Steve Jobs was one of the Internets top search terms Wednesday night, and Thursday that remains the case. But the supply of stories in many ways seems to outstrip the demand. Most consumers around the world remain more interested in the release date of Apple's iPhone. Stories on that subject are still high flying, and many at greater numbers than those about Jobs' retirement.

The reason is simple: The Apple iPhone is indicative of all that made Steve Jobs one of the greatest innovators and capitalists the world has ever known.

It's arguably the single biggest compliment Jobs could get, since finding simple, creative great work solutions for consumers through tech products that are easy to use and highly functional has been his primary ambition for years. So we can say what a great leader Jobs was over and over again, but we might as well sum it all up in the iPhone.

Jobs brought us the Mac computer. He brought is iTunes, and the iPod. He changed the way we download music, and he changed the way we use laptop computers. But Jobs made Apple arguably the most successful and powerful consumer company we have seen before because he made the iPhone a global hit.

People from China to India to the U.S. and most everywhere else just can't seem to get enough of it. While Jobs has struggled with health issues in recent months, most global consumers have been much more concerned with the release date of Apple's iPhone 5.

One can only hope Jobs will still be with us when it comes out, to see his biggest product success yet.

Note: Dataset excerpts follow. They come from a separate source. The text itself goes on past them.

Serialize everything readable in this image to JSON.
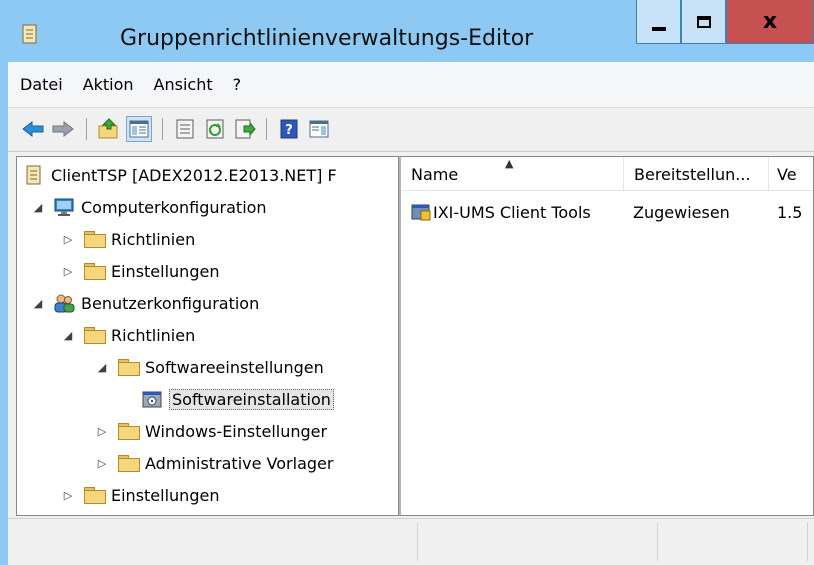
{
  "window": {
    "title": "Gruppenrichtlinienverwaltungs-Editor",
    "controls": {
      "minimize": "minimize-icon",
      "maximize": "maximize-icon",
      "close": "x"
    }
  },
  "menu": {
    "items": [
      {
        "label": "Datei"
      },
      {
        "label": "Aktion"
      },
      {
        "label": "Ansicht"
      },
      {
        "label": "?"
      }
    ]
  },
  "toolbar": {
    "buttons": [
      "back-arrow-icon",
      "forward-arrow-icon",
      "up-folder-icon",
      "show-hide-tree-icon",
      "properties-icon",
      "refresh-icon",
      "export-list-icon",
      "help-icon",
      "show-hide-action-pane-icon"
    ],
    "pressed": "show-hide-tree-icon"
  },
  "tree": {
    "root": "ClientTSP [ADEX2012.E2013.NET] F",
    "computer": {
      "label": "Computerkonfiguration",
      "children": [
        {
          "label": "Richtlinien"
        },
        {
          "label": "Einstellungen"
        }
      ]
    },
    "user": {
      "label": "Benutzerkonfiguration",
      "policies": "Richtlinien",
      "software_settings": "Softwareeinstellungen",
      "software_installation": "Softwareinstallation",
      "windows_settings": "Windows-Einstellunger",
      "admin_templates": "Administrative Vorlager",
      "preferences": "Einstellungen"
    },
    "selected": "Softwareinstallation"
  },
  "list": {
    "columns": [
      {
        "label": "Name"
      },
      {
        "label": "Bereitstellun..."
      },
      {
        "label": "Ve"
      }
    ],
    "sort_column": "Name",
    "rows": [
      {
        "name": "IXI-UMS Client Tools",
        "deployment": "Zugewiesen",
        "version": "1.5"
      }
    ]
  },
  "colors": {
    "titlebar": "#8ec9f3",
    "close_button": "#c75050",
    "selection": "#e5e5e5"
  }
}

Already, though, he undertands what he and Apple have accomplished. Yes, the world is flattening, thanks in large part to the iPhone.

Amost single handily Jobs is credited with the iPhone's success. Sure, designers and tech engineers worked long and hard on the product from Apple's Cupertino, Ca. headquarters. But before Apple launched the iPhone in 2007 Jobs was shown a template for a tablet, and what eventually became the Apple iPad.

Jobs didn't feel consumers were ready for the tablet at that point, however. He understood that they still migrated to mobile phones, and that's where the action was at the time.

So Apple, at Jobs' urging, focused on the iPhone first, delaying the launch of its tablet. All the while, the company made sure its new Mac computers and app programs tied seamlessly together so that once Apple got a customer on one product it almost certainly had them on others in the future.

Also, Jobs applied signature touches to the iPhone, pushing designers to make the smartphone product so user friendly that it didn't feel like a gadget at all. So while the media focuses on Jobs' leadership and attributes, consumers around the world continue to pay Apple's signature leader the biggest compliment of all.

They are more interested in news about the forthcoming iPhone 5 than they are about his retirement. Without a doubt, Jobs relishes that fact accomplishment more than any other.